A report published by Bloomberg offers additional details into Apple's ongoing battle with the FBI, including how the company has worked in private with government agencies in the past to provide access to court-ordered data.
The encryption issue started gaining traction following the launch of iOS 8, which altered the way data was encrypted, making it impossible for external agencies — and even Apple — to gain access to the device once a passcode was set. From Bloomberg:
Apple gave the Federal Bureau of Investigation early access to iOS 8 so it could study how the new system would change evidence-gathering techniques, according to people familiar with the software's development. The agency quickly realized Apple had closed an important access point used for years by agents to collect information about criminal suspects. Many in the FBI were stunned. Suddenly, photos, text messages, notes and dozens of other sources of information stored on phones were off-limits.
The new encryption protections set off a behind-the-scenes battle that ultimately spilled into the open last month, when a California judge granted the Justice Department an order requiring Apple to help the FBI unlock an iPhone used by one of the shooters who killed 14 people in San Bernardino, California.

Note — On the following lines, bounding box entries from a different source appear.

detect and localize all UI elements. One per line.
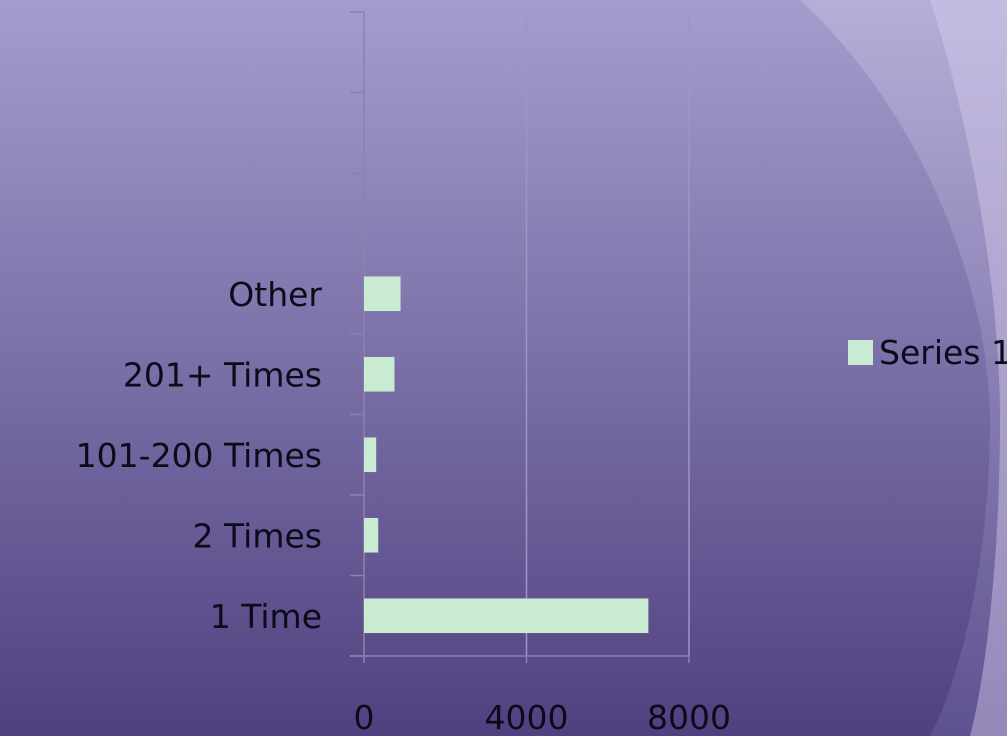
gridlines [525, 12, 690, 656]
legend: Series 1 [848, 332, 1007, 372]
category-label-1: 2 Times [193, 516, 322, 555]
axes [350, 11, 690, 663]
bar-101-200-times [364, 437, 377, 473]
x-tick-label-8000: 8000 [647, 698, 731, 736]
bar-201-times [364, 356, 395, 392]
legend-label-series-1: Series 1 [879, 332, 1007, 372]
bar-2-times [364, 517, 379, 553]
bar-1-time [364, 598, 649, 634]
labels: 0 4000 8000 1 Time 2 Times 101-200 Times 201+ … [76, 275, 731, 736]
x-tick-label-0: 0 [354, 698, 375, 736]
category-label-3: 201+ Times [123, 355, 322, 394]
category-label-2: 101-200 Times [76, 436, 322, 475]
x-tick-label-4000: 4000 [485, 698, 569, 736]
category-label-4: Other [228, 275, 322, 314]
legend-swatch-series-1 [848, 339, 873, 365]
bar-other [364, 276, 401, 312]
category-label-0: 1 Time [210, 597, 322, 636]
bars [364, 276, 649, 634]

At times, Apple and the White House enjoyed good ties, even working together to persuade China not to force phone makers to give authorities a key to unlock a handset's encryption. The administration also didn't give in to FBI lobbying for new legislation that would make it easier to unlock data on mobile devices with warrants.
According to the publication, the FBI was close to getting legislation passed that would've made it easier for the agency to access encrypted data on locked phones through court orders. However, Snowden's revelations in 2013 put a dent in its plans:
Officials were close to an agreement on legislation to update communications and privacy laws in 2013, but the Snowden revelations blew up the deal, according to a former U.S. official. After that, there was never again a serious effort to pass the legislation, the official said.
Even though new legislation did not come into effect regarding privacy, Apple continued to work with the FBI in private, including providing iCloud backups and sending engineers to assist in data recovery in the San Bernardino case:
Even as the behind-the-scenes debate simmered, Apple continued to work with FBI agents when issued a warrant for evidence that could be accessed on its servers. After the San Bernardino attacks in December, Apple pulled data backed up to its iCloud service from the iPhone used by the shooter, Syed Farook. The company also sent engineers to San Bernardino to help with the data-recovery effort. But when the FBI wanted to override the encryption on Farook's iPhone, the company said it didn't have a special key to unlock the device.
With Apple vehemently denying to create a software utility to unlock the iPhone 5c in question, the FBI decided to take things public:
On Feb. 16, a magistrate judge in Riverside, California, ordered Apple to help the FBI unlock the phone. Apple executives were shocked the agency had gone public. For years, they had worked closely with the agency in private. In at least two previous instances, including a case in Baltimore, the government had decided against seeking a court order forcing Apple to unlock a phone running iOS 8.
Apple officials will testify as part of an evidentiary hearing at 1 p.m. PT on March 22.